Search This Blog

Thursday, July 23, 2009

Public servants play a key role in determining public interest

I like Andrew Podger's well stated wisdom in Public servants serve the public interest,period for Crikey:

"What (Shergold and Moran) advocates of confidentiality and allowing the political process to determine the public interest leave out is the direct responsibility of public servants to act in the public interest in the implementation of policies and in due process more generally, including with regard to the provision of information to the public.

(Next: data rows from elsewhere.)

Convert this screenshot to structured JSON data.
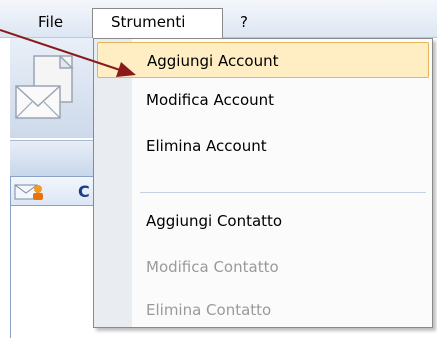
{
  "menubar": {
    "file_label": "File",
    "tools_label": "Strumenti",
    "help_label": "?"
  },
  "background_panel": {
    "header_letter": "C"
  },
  "dropdown": {
    "items": [
      {
        "label": "Aggiungi Account",
        "enabled": true,
        "highlighted": true
      },
      {
        "label": "Modifica Account",
        "enabled": true
      },
      {
        "label": "Elimina Account",
        "enabled": true
      },
      {
        "label": "Aggiungi Contatto",
        "enabled": true
      },
      {
        "label": "Modifica Contatto",
        "enabled": false
      },
      {
        "label": "Elimina Contatto",
        "enabled": false
      }
    ]
  },
  "colors": {
    "highlight_fill": "#ffeec4",
    "highlight_border": "#e7b55a",
    "arrow": "#8b1a1a",
    "disabled_text": "#9a9a9a"
  },
  "icons": [
    "envelope-icon",
    "contacts-envelope-icon",
    "annotation-arrow"
  ]
}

It is public servants who hold the delegations under the FOI Act. The Act requires them to release information unless it is not in the public interest to do so (or unless it comes under specific exemptions). They must judge when the confidentiality of advice to the government, or of information pertaining to that advice, is sufficiently in the public interest to justify non-release of the material. These judgments are not easy. Senator Faulkner, however, has been arguing forcefully that public servants should change their culture of secrecy and give more weight to the public interest in release of information.

I do not for a moment condone leaks by public servants or unauthorised discussions between senior public servants and members of the Opposition. But the limits to confidentiality need to be explored more openly within the public service as it is public servants who have the responsibility to determine the public interest on this issue under the law. Leaving aside responses to requests under the FOI Act, there is much more the public service can do pro-actively to release research and statistics, and give public speeches, and even to talk to the media from time to time, without undermining the public interest in confidentiality."

Given that the public service and ministers often have a vested interest in advice finding its way into the public domain only when it suits, we need a more open debate about how to better protect the public interest in open and accountable government with clearly defined limits on confidentiality. And better laws properly enforced to make it so.